After dinner was over, the Commandant’s wife guided them up a steep hillside, to a little lowly mound, marked by one humble stone. “Bestushev-Marlinski, you know,” she went on to explain, “was condemned to be quartered alive by Nicholas the First, for his share in the Decembrist Uprising, which he steadily refused to disavow. But by some caprice in the heart of him who never knew mercy, he changed the sentence to exile for life in Siberia, and wrote under it the now famous—So be it, Nicholas! That was early in the summer of 1826, before the crowning of Nicholas.

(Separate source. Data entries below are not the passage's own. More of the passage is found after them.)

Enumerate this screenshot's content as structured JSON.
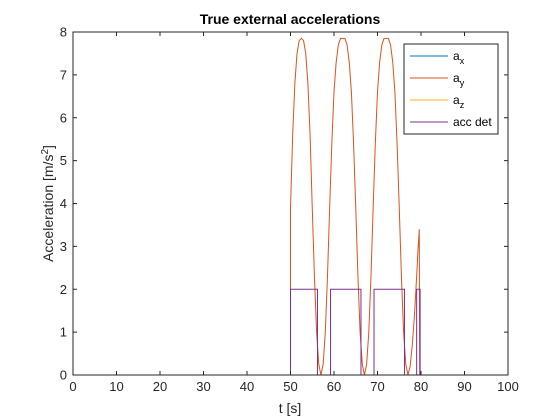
{
  "chart_data": {
    "type": "line",
    "title": "True external accelerations",
    "xlabel": "t [s]",
    "ylabel": "Acceleration [m/s²]",
    "ylabel_base": "Acceleration [m/s",
    "ylabel_sup": "2",
    "ylabel_end": "]",
    "xlim": [
      0,
      100
    ],
    "ylim": [
      0,
      8
    ],
    "xticks": [
      0,
      10,
      20,
      30,
      40,
      50,
      60,
      70,
      80,
      90,
      100
    ],
    "yticks": [
      0,
      1,
      2,
      3,
      4,
      5,
      6,
      7,
      8
    ],
    "grid": false,
    "legend_position": "top-right",
    "series": [
      {
        "name": "a_x",
        "legend_base": "a",
        "legend_sub": "x",
        "color": "#0072BD",
        "points": [
          [
            0,
            0
          ],
          [
            100,
            0
          ]
        ]
      },
      {
        "name": "a_y",
        "legend_base": "a",
        "legend_sub": "y",
        "color": "#D95319",
        "points": [
          [
            0,
            0
          ],
          [
            50,
            0
          ],
          [
            50,
            3.9
          ],
          [
            50.5,
            5.6
          ],
          [
            51,
            6.8
          ],
          [
            51.5,
            7.5
          ],
          [
            52,
            7.8
          ],
          [
            52.5,
            7.85
          ],
          [
            53,
            7.8
          ],
          [
            53.5,
            7.5
          ],
          [
            54,
            6.8
          ],
          [
            54.5,
            5.6
          ],
          [
            55,
            3.9
          ],
          [
            55.5,
            2.3
          ],
          [
            56,
            1.0
          ],
          [
            56.5,
            0.25
          ],
          [
            57,
            0
          ],
          [
            57.5,
            0.25
          ],
          [
            58,
            1.0
          ],
          [
            58.5,
            2.3
          ],
          [
            59,
            3.9
          ],
          [
            59.5,
            5.4
          ],
          [
            60,
            6.6
          ],
          [
            60.5,
            7.3
          ],
          [
            61,
            7.7
          ],
          [
            61.5,
            7.85
          ],
          [
            62.5,
            7.85
          ],
          [
            63,
            7.7
          ],
          [
            63.5,
            7.3
          ],
          [
            64,
            6.6
          ],
          [
            64.5,
            5.4
          ],
          [
            65,
            3.9
          ],
          [
            65.5,
            2.3
          ],
          [
            66,
            1.0
          ],
          [
            66.5,
            0.25
          ],
          [
            67,
            0
          ],
          [
            67.5,
            0.25
          ],
          [
            68,
            1.0
          ],
          [
            68.5,
            2.3
          ],
          [
            69,
            3.9
          ],
          [
            69.5,
            5.4
          ],
          [
            70,
            6.6
          ],
          [
            70.5,
            7.3
          ],
          [
            71,
            7.7
          ],
          [
            71.5,
            7.85
          ],
          [
            72.5,
            7.85
          ],
          [
            73,
            7.7
          ],
          [
            73.5,
            7.3
          ],
          [
            74,
            6.6
          ],
          [
            74.5,
            5.4
          ],
          [
            75,
            3.9
          ],
          [
            75.5,
            2.3
          ],
          [
            76,
            1.0
          ],
          [
            76.5,
            0.25
          ],
          [
            77,
            0
          ],
          [
            77.5,
            0.2
          ],
          [
            78,
            0.7
          ],
          [
            78.5,
            1.4
          ],
          [
            79,
            2.3
          ],
          [
            79.3,
            2.9
          ],
          [
            79.6,
            3.4
          ],
          [
            79.7,
            0
          ],
          [
            100,
            0
          ],
          [
            100,
            3.9
          ]
        ]
      },
      {
        "name": "a_z",
        "legend_base": "a",
        "legend_sub": "z",
        "color": "#EDB120",
        "points": [
          [
            0,
            0
          ],
          [
            100,
            0
          ]
        ]
      },
      {
        "name": "acc det",
        "legend_base": "acc det",
        "legend_sub": "",
        "color": "#7E2F8E",
        "points": [
          [
            0,
            0
          ],
          [
            50,
            0
          ],
          [
            50,
            2
          ],
          [
            56.2,
            2
          ],
          [
            56.2,
            0
          ],
          [
            59.2,
            0
          ],
          [
            59.2,
            2
          ],
          [
            66.2,
            2
          ],
          [
            66.2,
            0
          ],
          [
            69.2,
            0
          ],
          [
            69.2,
            2
          ],
          [
            76.2,
            2
          ],
          [
            76.2,
            0
          ],
          [
            79,
            0
          ],
          [
            79,
            2
          ],
          [
            79.8,
            2
          ],
          [
            79.8,
            0
          ],
          [
            100,
            0
          ],
          [
            100,
            2
          ]
        ]
      }
    ]
  }
}
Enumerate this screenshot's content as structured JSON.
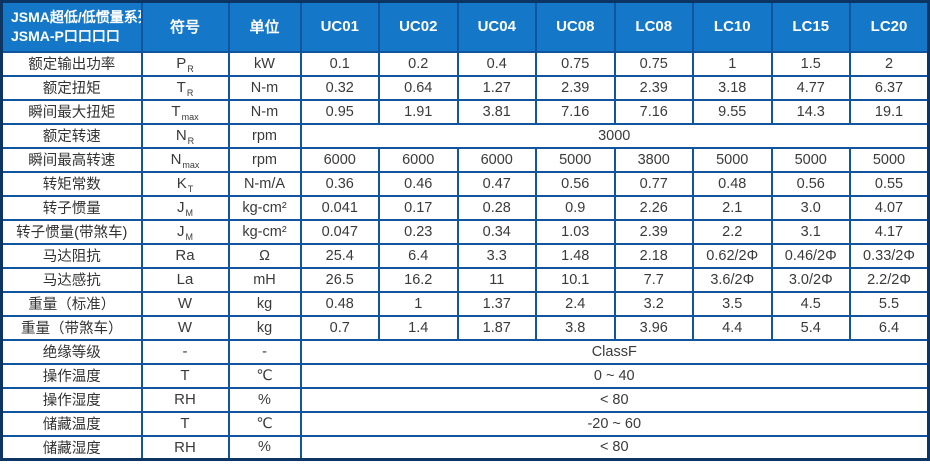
{
  "colors": {
    "header_bg": "#1477C8",
    "outer_border": "#0D3563",
    "grid_line": "#11559E",
    "header_text": "#FFFFFF",
    "body_text": "#3A3A3A"
  },
  "table": {
    "title_line1": "JSMA超低/低惯量系列",
    "title_line2": "JSMA-P口口口口",
    "symbol_header": "符号",
    "unit_header": "单位",
    "models": [
      "UC01",
      "UC02",
      "UC04",
      "UC08",
      "LC08",
      "LC10",
      "LC15",
      "LC20"
    ],
    "rows": [
      {
        "label": "额定输出功率",
        "symbol": "P",
        "symbol_sub": "R",
        "unit": "kW",
        "values": [
          "0.1",
          "0.2",
          "0.4",
          "0.75",
          "0.75",
          "1",
          "1.5",
          "2"
        ]
      },
      {
        "label": "额定扭矩",
        "symbol": "T",
        "symbol_sub": "R",
        "unit": "N-m",
        "values": [
          "0.32",
          "0.64",
          "1.27",
          "2.39",
          "2.39",
          "3.18",
          "4.77",
          "6.37"
        ]
      },
      {
        "label": "瞬间最大扭矩",
        "symbol": "T",
        "symbol_sub": "max",
        "unit": "N-m",
        "values": [
          "0.95",
          "1.91",
          "3.81",
          "7.16",
          "7.16",
          "9.55",
          "14.3",
          "19.1"
        ]
      },
      {
        "label": "额定转速",
        "symbol": "N",
        "symbol_sub": "R",
        "unit": "rpm",
        "merged": "3000"
      },
      {
        "label": "瞬间最高转速",
        "symbol": "N",
        "symbol_sub": "max",
        "unit": "rpm",
        "values": [
          "6000",
          "6000",
          "6000",
          "5000",
          "3800",
          "5000",
          "5000",
          "5000"
        ]
      },
      {
        "label": "转矩常数",
        "symbol": "K",
        "symbol_sub": "T",
        "unit": "N-m/A",
        "values": [
          "0.36",
          "0.46",
          "0.47",
          "0.56",
          "0.77",
          "0.48",
          "0.56",
          "0.55"
        ]
      },
      {
        "label": "转子惯量",
        "symbol": "J",
        "symbol_sub": "M",
        "unit": "kg-cm²",
        "values": [
          "0.041",
          "0.17",
          "0.28",
          "0.9",
          "2.26",
          "2.1",
          "3.0",
          "4.07"
        ]
      },
      {
        "label": "转子惯量(带煞车)",
        "symbol": "J",
        "symbol_sub": "M",
        "unit": "kg-cm²",
        "values": [
          "0.047",
          "0.23",
          "0.34",
          "1.03",
          "2.39",
          "2.2",
          "3.1",
          "4.17"
        ]
      },
      {
        "label": "马达阻抗",
        "symbol": "Ra",
        "unit": "Ω",
        "values": [
          "25.4",
          "6.4",
          "3.3",
          "1.48",
          "2.18",
          "0.62/2Φ",
          "0.46/2Φ",
          "0.33/2Φ"
        ]
      },
      {
        "label": "马达感抗",
        "symbol": "La",
        "unit": "mH",
        "values": [
          "26.5",
          "16.2",
          "11",
          "10.1",
          "7.7",
          "3.6/2Φ",
          "3.0/2Φ",
          "2.2/2Φ"
        ]
      },
      {
        "label": "重量（标准）",
        "symbol": "W",
        "unit": "kg",
        "values": [
          "0.48",
          "1",
          "1.37",
          "2.4",
          "3.2",
          "3.5",
          "4.5",
          "5.5"
        ]
      },
      {
        "label": "重量（带煞车）",
        "symbol": "W",
        "unit": "kg",
        "values": [
          "0.7",
          "1.4",
          "1.87",
          "3.8",
          "3.96",
          "4.4",
          "5.4",
          "6.4"
        ]
      },
      {
        "label": "绝缘等级",
        "symbol": "-",
        "unit": "-",
        "merged": "ClassF"
      },
      {
        "label": "操作温度",
        "symbol": "T",
        "unit": "℃",
        "merged": "0 ~ 40"
      },
      {
        "label": "操作湿度",
        "symbol": "RH",
        "unit": "%",
        "merged": "< 80"
      },
      {
        "label": "储藏温度",
        "symbol": "T",
        "unit": "℃",
        "merged": "-20 ~ 60"
      },
      {
        "label": "储藏湿度",
        "symbol": "RH",
        "unit": "%",
        "merged": "< 80"
      }
    ]
  }
}
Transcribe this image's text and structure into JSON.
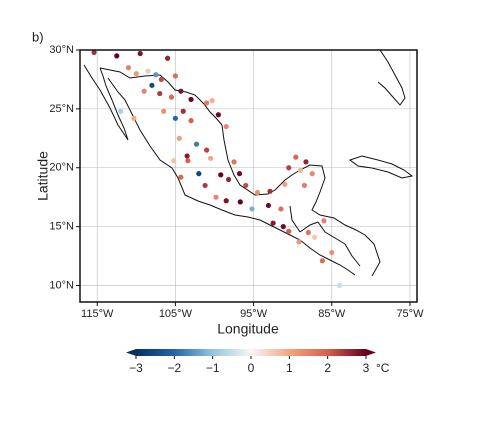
{
  "chart_data": {
    "type": "scatter",
    "panel_label": "b)",
    "xlabel": "Longitude",
    "ylabel": "Latitude",
    "xlim": [
      -117.2,
      -74.1
    ],
    "ylim": [
      8.6,
      30
    ],
    "xticks": [
      {
        "value": -115,
        "label": "115°W"
      },
      {
        "value": -105,
        "label": "105°W"
      },
      {
        "value": -95,
        "label": "95°W"
      },
      {
        "value": -85,
        "label": "85°W"
      },
      {
        "value": -75,
        "label": "75°W"
      }
    ],
    "yticks": [
      {
        "value": 10,
        "label": "10°N"
      },
      {
        "value": 15,
        "label": "15°N"
      },
      {
        "value": 20,
        "label": "20°N"
      },
      {
        "value": 25,
        "label": "25°N"
      },
      {
        "value": 30,
        "label": "30°N"
      }
    ],
    "grid": true,
    "x": [
      -115.4,
      -112.5,
      -109.5,
      -106,
      -111,
      -110,
      -108.5,
      -107.5,
      -106.8,
      -105,
      -108,
      -109,
      -107,
      -105.5,
      -104.3,
      -103,
      -112,
      -110.3,
      -106.5,
      -105,
      -104,
      -103,
      -101,
      -100.3,
      -99.5,
      -98.5,
      -104.5,
      -103.5,
      -102.3,
      -101,
      -100.5,
      -99.2,
      -98.2,
      -97.5,
      -96.8,
      -102,
      -103.4,
      -105.2,
      -104.3,
      -101.2,
      -99.8,
      -98.5,
      -96.7,
      -95.2,
      -96,
      -94.5,
      -93.1,
      -92.5,
      -91.5,
      -92.9,
      -91,
      -89.6,
      -88.3,
      -87.5,
      -89,
      -90.5,
      -88.5,
      -90.5,
      -89.2,
      -88,
      -87.2,
      -86.2,
      -85,
      -84,
      -86,
      -91.2
    ],
    "y": [
      29.8,
      29.5,
      29.7,
      29.3,
      28.5,
      28,
      28.2,
      27.9,
      27.5,
      27.8,
      27,
      26.5,
      26.3,
      26,
      26.5,
      25.8,
      24.8,
      24.2,
      24.8,
      24.2,
      24.8,
      24,
      25.5,
      25.7,
      24.5,
      23.5,
      22.5,
      21,
      22,
      21.5,
      20.8,
      19.4,
      19,
      20.5,
      19.5,
      19.5,
      20.6,
      20.6,
      19.2,
      18.5,
      17.5,
      17.2,
      17.1,
      16.5,
      18.5,
      17.9,
      16.8,
      15.3,
      16.5,
      18,
      18.6,
      20.9,
      20.5,
      19.5,
      19.8,
      20,
      18.5,
      14.6,
      13.7,
      14.5,
      14.1,
      12.1,
      12.8,
      10,
      15.5,
      15
    ],
    "values": [
      2.5,
      3,
      2.8,
      2.6,
      1.5,
      1.2,
      0.6,
      -1.5,
      2.2,
      1.8,
      -2.5,
      1.5,
      2.4,
      1.9,
      2.8,
      3,
      -0.8,
      1,
      1.3,
      -2,
      2.5,
      2,
      1.6,
      0.9,
      2.9,
      1.4,
      1.1,
      2.7,
      -1.8,
      2.3,
      1,
      3,
      2.6,
      1.7,
      2.9,
      -2.6,
      2,
      0.7,
      1.9,
      2.4,
      1.5,
      2.8,
      3,
      -1.2,
      2.2,
      1.3,
      2.9,
      2.7,
      1.8,
      2.5,
      1.1,
      1.9,
      2.6,
      1.4,
      0.8,
      2.3,
      1.6,
      2,
      1.2,
      1.7,
      0.6,
      1.8,
      1.3,
      -0.5,
      1.5,
      2.9
    ],
    "colorbar": {
      "clim": [
        -3,
        3
      ],
      "unit": "°C",
      "colors": [
        "#053061",
        "#2166ac",
        "#92c5de",
        "#f7f7f7",
        "#f4a582",
        "#d6604d",
        "#67001f"
      ],
      "ticks": [
        {
          "value": -3,
          "label": "−3"
        },
        {
          "value": -2,
          "label": "−2"
        },
        {
          "value": -1,
          "label": "−1"
        },
        0,
        1,
        2,
        3
      ]
    }
  }
}
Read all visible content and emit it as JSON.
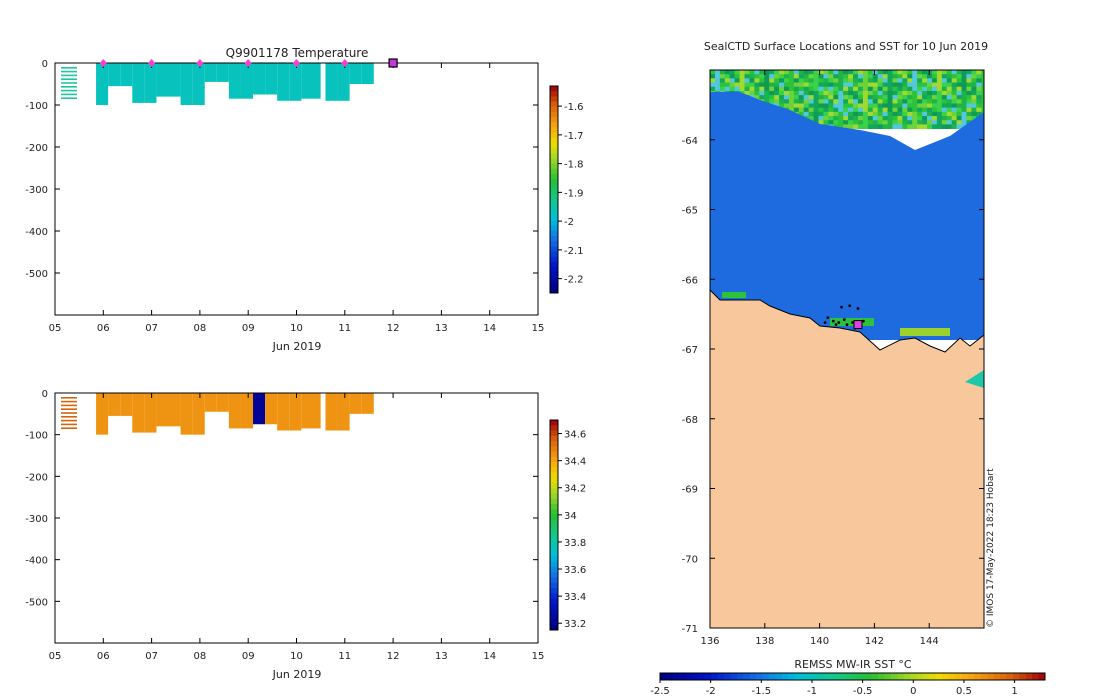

“In 1828, the young Czar was beginning fresh wars in his new Caucasian possessions, for peace and safety here at Derbend, and also for the city of newly discovered wealth in oil, over the mountains, Baku. He had need of trained officers. He remembered Bestushev who had refused to disavow his guilt. Above all things Nicholas revered the truth. He changed his sentence again. He sent him, this time, to the Caucasus. But lest he be accounted too merciful, he stripped him of military honors, and made him a soldier in the ranks.

“In the bloody and perilous warfare that was being waged continually here, Bestushev, who had now changed his name to Bestushev-Marlinski, rapidly won promotion and became an officer again. Then he came to live right here, in the old bullet-shattered, smoke-blackened Fortress of Derbend,” pointing to walls above their heads marked by many sieges.

“Not long after his promotion, he fell in love with a young and beautiful girl, of poor family, in the village, by name, Oline Nesterzof. After a time she came to live with the writer.

“One night some Russian officers from Petersburg, were being banquetted in the very room where we have just been dining. When they were well under influence of wine, a friend of Bestushev, who had drunk too heavily, laughing, wagered he could prove the lovely Oline Nesterzof was untrue to her poet-lover. This enraged Bestushev to such degree he lost his head and took the wager. For days thereafter the friend of Bestushev spied upon the young and innocent girl, who was barely nineteen at that time, in order to win his wager. Finding it impossible to do so by fair means, he made a plot with other young friends of the poet—who had been present at the banquet—in order to play a trick upon him, and gave to Bestushev, at length, the ‘framed’ proof of her falsity.

“The emotional, unrestrained nature of Bestushev was deeply affected by treachery of the girl he sincerely loved. The very next day when Oline Nesterzof, ignorant of what had happened, and Bestushev were alone together in a room of this old Fortress of Derbend, a shot was heard. Bestushev, palled, disheveled, ran out to the courtyard, waving his arms wildly, calling for help. Oline Nesterzof was found upon the floor dying, having been shot through the breast. She was still able to speak, however. In her great and forgiving love for Bestushev, she declared that in attempting to clean his pistol she had shot herself by accident. This noble declaration of the dying girl, made in the presence of a priest, under the last rites of the Church, saved Bestushev from the death penalty.”

“And this is her grave, you say?” asked Dumas with emotion, looking down upon the humble marker of stone, which Bestushev had made. The only adornment upon the piece of marble was a rose, which the poet carved there, and which was now blackened with powder, broken. Beneath the rose one Russian word, sondba, was engraved, which means an Act of Fate. On the other side were her name and age.

Here lies the body of
Mademoiselle Oline Nesterzof
Born 1814. Died 1833.

Dumas was deeply touched by the humble grave and its story. He stood silent some time beside the pitiful, lonely, little mound of the ill-fated girl, hidden beneath grim walls of the Fortress of Derbend. Then he took his note book. He wrote a verse, something rare from hands of that single-hearted prosateur. He handed it to Commandant of the Fortress, asking him to have it engraved beneath the word fatality, with his name attached, as lasting memory of his visit to Derbend. Dumas said he loved poetry but he left the writing of it to other people.